Kita bisa menjadi pelindung, perawat, sekaligus pembelajar dari alam.

Alam Butuh Suaramu

Menjaga hutan dan alam bukan berarti harus menjadi aktivis besar atau peneliti lingkungan. Ada banyak langkah sederhana yang bisa kita lakukan, baik secara individu maupun bersama-sama, untuk menjadi penyambung suara alam.

  1. Aksi Edukasi: Edukasi adalah pintu pertama menuju perubahan. Kamu bisa mengadakan seminar, diskusi, atau webinar tentang lingkungan. Ceritakan bagaimana hutan menyelamatkan hidup manusia lewat penyediaan oksigen, air bersih, dan penyerapan karbon. Bahkan, kegiatan kecil di sekolah atau komunitas bisa menjadi benih kesadaran yang tumbuh besar.
  2. Cerita Alam: Alam juga bisa dikenalkan lewat cerita. Bayangkan mendongeng tentang sungai, gunung, atau hewan hutan untuk anak-anak dan murid sekolah. Dengan begitu, generasi muda akan tumbuh mencintai alam, bukan hanya melihatnya sebagai sumber daya yang bisa dieksploitasi.
  3. Aksi Nyata: Tak perlu menunggu besar untuk berbuat nyata. Kamu bisa mulai dari menanam pohon atau mengadopsi pohon bersama keluarga, komunitas, sekolah, atau kantor. Satu pohon mungkin tampak kecil, tapi bayangkan jika ribuan orang menanam satu pohon, dampaknya bisa mengubah wajah bumi.
  4. Kampanye: Media sosial bukan hanya ruang hiburan, tapi juga arena perjuangan. Bagikan kisah perjalananmu ke hutan, sungai, lembah, atau gunung.
  5. Ceritakan tentang penjaga hutan dan masyarakat adat yang setiap hari berjuang menjaga alam. Edukasi teman-temanmu tentang peran alam dalam hidup kita. Kamu juga bisa mengenalkan produk hutan bukan kayu lewat cerita atau video kreatif, sekaligus mendukung petisi atau donasi pelestarian hutan.
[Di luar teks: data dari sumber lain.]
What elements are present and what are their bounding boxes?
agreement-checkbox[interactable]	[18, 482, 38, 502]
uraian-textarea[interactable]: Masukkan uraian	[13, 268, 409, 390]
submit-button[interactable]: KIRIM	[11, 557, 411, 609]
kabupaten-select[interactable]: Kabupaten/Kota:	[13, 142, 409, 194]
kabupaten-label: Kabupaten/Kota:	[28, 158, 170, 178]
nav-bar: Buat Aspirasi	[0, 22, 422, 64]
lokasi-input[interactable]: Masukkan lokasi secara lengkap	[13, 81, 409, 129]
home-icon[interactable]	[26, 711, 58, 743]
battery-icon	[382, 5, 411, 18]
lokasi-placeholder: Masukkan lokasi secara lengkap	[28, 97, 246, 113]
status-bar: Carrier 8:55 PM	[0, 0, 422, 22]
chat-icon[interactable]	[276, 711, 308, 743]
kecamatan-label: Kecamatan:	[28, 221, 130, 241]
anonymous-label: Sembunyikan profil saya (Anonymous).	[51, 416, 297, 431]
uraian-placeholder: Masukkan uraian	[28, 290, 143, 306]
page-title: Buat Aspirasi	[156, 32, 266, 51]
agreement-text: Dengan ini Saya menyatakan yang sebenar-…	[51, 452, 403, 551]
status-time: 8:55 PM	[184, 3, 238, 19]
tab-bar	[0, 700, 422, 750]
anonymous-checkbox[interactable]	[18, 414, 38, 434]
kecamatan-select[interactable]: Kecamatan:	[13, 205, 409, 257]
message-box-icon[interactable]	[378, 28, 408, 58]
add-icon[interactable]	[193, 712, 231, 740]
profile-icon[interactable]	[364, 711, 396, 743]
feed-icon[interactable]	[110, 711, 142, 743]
Dari Langkah Kecil ke Dampak Besar

Cinta pada alam tumbuh dari langkah sederhana—apalagi jika dilakukan bersama. Jangan menunggu sampai bencana datang untuk sadar bahwa kita butuh alam. Jangan menunggu hutan gundul baru mengingat betapa pentingnya pohon.

Ketika kita memilih untuk tidak hanya menonton, kita sedang mewariskan kehidupan yang lebih baik untuk generasi berikutnya. Setiap aksi, sekecil apa pun, akan menjadi bagian dari suara besar yang menjaga bumi tetap bernapas.

Karena sesungguhnya, bumi tidak butuh kita untuk bertahan. Kita lah yang butuh bumi untuk hidup. Dan sekarang, bumi sedang meminta kita untuk berbicara—menjadi penyambung suaranya.

Jadi, jangan diam. Jadilah suara alam. Jadilah pelindung, perawat, dan pembelajar. Karena tanpa kita, alam mungkin tak akan selamat.